Laser Cleaning and Coating Removal
Coating removal can be difficult, time consuming, messy and result in mix waste that is expensive and bad for our environment.
Conventional methods consist of:
Wire brushes – Very time consuming – Surface damaging – Labor intensive, and lead to foreign material entering your systems and taxing your foreign material exclusion (FME) programs.
Pressure Washing – It uses a narrow, high-pressure jet of hot or cold water to blast dirt free. Because the water is traveling fast, it hits the dirty surface with high kinetic energy, knocking dirt and dust away like a constant rain of tiny hammer blows. It’s only water, though, so it doesn’t damage most hard surfaces. You are however, left with a mixture of water and its contaminants. If the water is not contained, it makes its way to our environment.
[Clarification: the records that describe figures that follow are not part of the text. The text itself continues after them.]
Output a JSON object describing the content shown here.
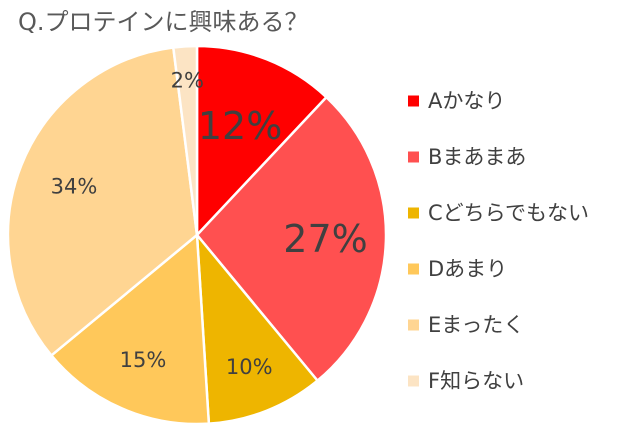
{
  "chart_data": {
    "type": "pie",
    "title": "Q.プロテインに興味ある？",
    "categories": [
      "Aかなり",
      "Bまあまあ",
      "Cどちらでもない",
      "Dあまり",
      "Eまったく",
      "F知らない"
    ],
    "values": [
      12,
      27,
      10,
      15,
      34,
      2
    ],
    "data_labels": [
      "12%",
      "27%",
      "10%",
      "15%",
      "34%",
      "2%"
    ],
    "colors": [
      "#FF0000",
      "#FF5050",
      "#EEB500",
      "#FFC85A",
      "#FFD592",
      "#FCE4C4"
    ],
    "start_angle_deg": 0,
    "direction": "clockwise",
    "legend_position": "right"
  }
}
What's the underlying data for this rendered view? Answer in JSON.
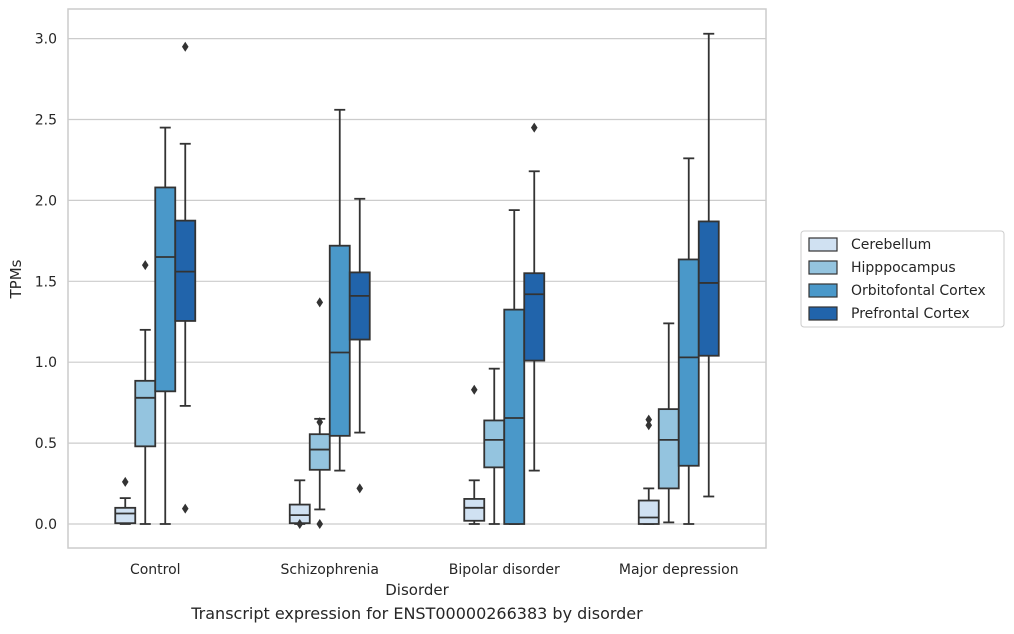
{
  "caption": "Transcript expression for ENST00000266383 by disorder",
  "chart_data": {
    "type": "box",
    "xlabel": "Disorder",
    "ylabel": "TPMs",
    "ylim": [
      -0.15,
      3.18
    ],
    "yticks": [
      0.0,
      0.5,
      1.0,
      1.5,
      2.0,
      2.5,
      3.0
    ],
    "ytick_labels": [
      "0.0",
      "0.5",
      "1.0",
      "1.5",
      "2.0",
      "2.5",
      "3.0"
    ],
    "grid": "horizontal",
    "legend_position": "right",
    "categories": [
      "Control",
      "Schizophrenia",
      "Bipolar disorder",
      "Major depression"
    ],
    "series": [
      {
        "name": "Cerebellum",
        "color": "#d0e1f2",
        "boxes": [
          {
            "whislo": 0.0,
            "q1": 0.005,
            "med": 0.065,
            "q3": 0.1,
            "whishi": 0.16,
            "fliers": [
              0.26
            ]
          },
          {
            "whislo": 0.0,
            "q1": 0.005,
            "med": 0.055,
            "q3": 0.12,
            "whishi": 0.27,
            "fliers": [
              0.0
            ]
          },
          {
            "whislo": 0.0,
            "q1": 0.02,
            "med": 0.1,
            "q3": 0.155,
            "whishi": 0.27,
            "fliers": [
              0.83
            ]
          },
          {
            "whislo": 0.0,
            "q1": 0.0,
            "med": 0.04,
            "q3": 0.145,
            "whishi": 0.22,
            "fliers": [
              0.61,
              0.645
            ]
          }
        ]
      },
      {
        "name": "Hipppocampus",
        "color": "#94c4df",
        "boxes": [
          {
            "whislo": 0.0,
            "q1": 0.48,
            "med": 0.78,
            "q3": 0.885,
            "whishi": 1.2,
            "fliers": [
              1.6
            ]
          },
          {
            "whislo": 0.09,
            "q1": 0.335,
            "med": 0.46,
            "q3": 0.555,
            "whishi": 0.65,
            "fliers": [
              0.0,
              0.63,
              1.37
            ]
          },
          {
            "whislo": 0.0,
            "q1": 0.35,
            "med": 0.52,
            "q3": 0.64,
            "whishi": 0.96,
            "fliers": []
          },
          {
            "whislo": 0.01,
            "q1": 0.22,
            "med": 0.52,
            "q3": 0.71,
            "whishi": 1.24,
            "fliers": []
          }
        ]
      },
      {
        "name": "Orbitofontal Cortex",
        "color": "#4a98c9",
        "boxes": [
          {
            "whislo": 0.0,
            "q1": 0.82,
            "med": 1.65,
            "q3": 2.08,
            "whishi": 2.45,
            "fliers": []
          },
          {
            "whislo": 0.33,
            "q1": 0.545,
            "med": 1.06,
            "q3": 1.72,
            "whishi": 2.56,
            "fliers": []
          },
          {
            "whislo": 0.0,
            "q1": 0.0,
            "med": 0.655,
            "q3": 1.325,
            "whishi": 1.94,
            "fliers": []
          },
          {
            "whislo": 0.0,
            "q1": 0.36,
            "med": 1.03,
            "q3": 1.635,
            "whishi": 2.26,
            "fliers": []
          }
        ]
      },
      {
        "name": "Prefrontal Cortex",
        "color": "#2164ab",
        "boxes": [
          {
            "whislo": 0.73,
            "q1": 1.255,
            "med": 1.56,
            "q3": 1.875,
            "whishi": 2.35,
            "fliers": [
              0.095,
              2.95
            ]
          },
          {
            "whislo": 0.565,
            "q1": 1.14,
            "med": 1.41,
            "q3": 1.555,
            "whishi": 2.01,
            "fliers": [
              0.22
            ]
          },
          {
            "whislo": 0.33,
            "q1": 1.01,
            "med": 1.42,
            "q3": 1.55,
            "whishi": 2.18,
            "fliers": [
              2.45
            ]
          },
          {
            "whislo": 0.17,
            "q1": 1.04,
            "med": 1.49,
            "q3": 1.87,
            "whishi": 3.03,
            "fliers": []
          }
        ]
      }
    ]
  }
}
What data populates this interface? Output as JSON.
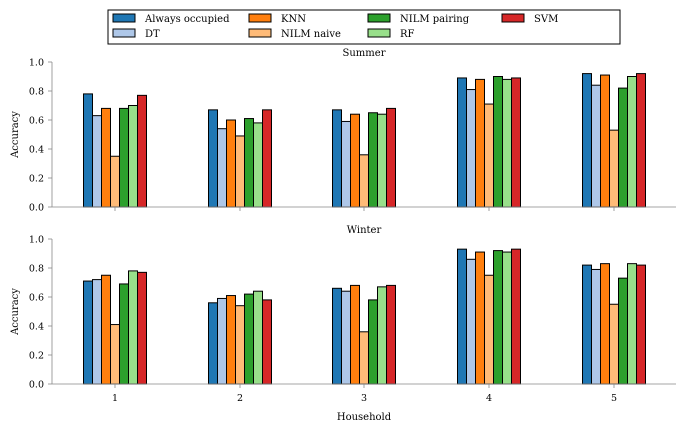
{
  "chart_data": {
    "type": "bar",
    "legend": {
      "placement": "top",
      "entries": [
        {
          "name": "Always occupied",
          "color": "#1f77b4"
        },
        {
          "name": "DT",
          "color": "#aec7e8"
        },
        {
          "name": "KNN",
          "color": "#ff7f0e"
        },
        {
          "name": "NILM naive",
          "color": "#ffbb78"
        },
        {
          "name": "NILM pairing",
          "color": "#2ca02c"
        },
        {
          "name": "RF",
          "color": "#98df8a"
        },
        {
          "name": "SVM",
          "color": "#d62728"
        }
      ]
    },
    "xlabel": "Household",
    "categories": [
      "1",
      "2",
      "3",
      "4",
      "5"
    ],
    "panels": [
      {
        "title": "Summer",
        "ylabel": "Accuracy",
        "ylim": [
          0,
          1.0
        ],
        "yticks": [
          "0.0",
          "0.2",
          "0.4",
          "0.6",
          "0.8",
          "1.0"
        ],
        "series": [
          {
            "name": "Always occupied",
            "values": [
              0.78,
              0.67,
              0.67,
              0.89,
              0.92
            ]
          },
          {
            "name": "DT",
            "values": [
              0.63,
              0.54,
              0.59,
              0.81,
              0.84
            ]
          },
          {
            "name": "KNN",
            "values": [
              0.68,
              0.6,
              0.64,
              0.88,
              0.91
            ]
          },
          {
            "name": "NILM naive",
            "values": [
              0.35,
              0.49,
              0.36,
              0.71,
              0.53
            ]
          },
          {
            "name": "NILM pairing",
            "values": [
              0.68,
              0.61,
              0.65,
              0.9,
              0.82
            ]
          },
          {
            "name": "RF",
            "values": [
              0.7,
              0.58,
              0.64,
              0.88,
              0.9
            ]
          },
          {
            "name": "SVM",
            "values": [
              0.77,
              0.67,
              0.68,
              0.89,
              0.92
            ]
          }
        ]
      },
      {
        "title": "Winter",
        "ylabel": "Accuracy",
        "ylim": [
          0,
          1.0
        ],
        "yticks": [
          "0.0",
          "0.2",
          "0.4",
          "0.6",
          "0.8",
          "1.0"
        ],
        "series": [
          {
            "name": "Always occupied",
            "values": [
              0.71,
              0.56,
              0.66,
              0.93,
              0.82
            ]
          },
          {
            "name": "DT",
            "values": [
              0.72,
              0.59,
              0.64,
              0.86,
              0.79
            ]
          },
          {
            "name": "KNN",
            "values": [
              0.75,
              0.61,
              0.68,
              0.91,
              0.83
            ]
          },
          {
            "name": "NILM naive",
            "values": [
              0.41,
              0.54,
              0.36,
              0.75,
              0.55
            ]
          },
          {
            "name": "NILM pairing",
            "values": [
              0.69,
              0.62,
              0.58,
              0.92,
              0.73
            ]
          },
          {
            "name": "RF",
            "values": [
              0.78,
              0.64,
              0.67,
              0.91,
              0.83
            ]
          },
          {
            "name": "SVM",
            "values": [
              0.77,
              0.58,
              0.68,
              0.93,
              0.82
            ]
          }
        ]
      }
    ]
  }
}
Sand Blasting – Also known as abrasive blasting – is the operation of forcibly propelling a stream of abrasive material against a surface under high pressure. If not done correctly can damage a surface. Creates waste from the abrasive material that can only be used once. In the industrial setting this causes mixed waste and is more expensive to dispose of and adds additional time and labor to a job for cleaning. The area also be taped off and clean thoroughly to prevent and FME into a system.
Laser Abatement – Cleaning with light. A pulse of light transfers energy to the surface of an object. This transfer of energy causes a shock wave that breaks the bonds of a coating with the surface material. The plasma of the laser instantaneously superheats the dislodged material causing 60 to 90% of the material to turn into a vapor. All the vapor and remaining particulates are contained via a vacuum system. Greatly reducing waste and eliminating FME.
A 1000 sqft cleaning job using sandblasting generates approximately 40 pounds of mixed waste. The same job using a laser, 14 Ounces.
The laser does not damage the surface of the underlying material. This is accomplished by understanding the photoelectric effect which states if a metal plate is irradiated with light an electron is ejected. The incongruity is that the lights ability to eject an electron, is solely dependent of its frequency and not its intensity. If the beam is below a certain frequency, even a very intense beam, it cannot eject an electron. Whereas the faintest beam possible above a certain frequency can eject and electron and damage a surface.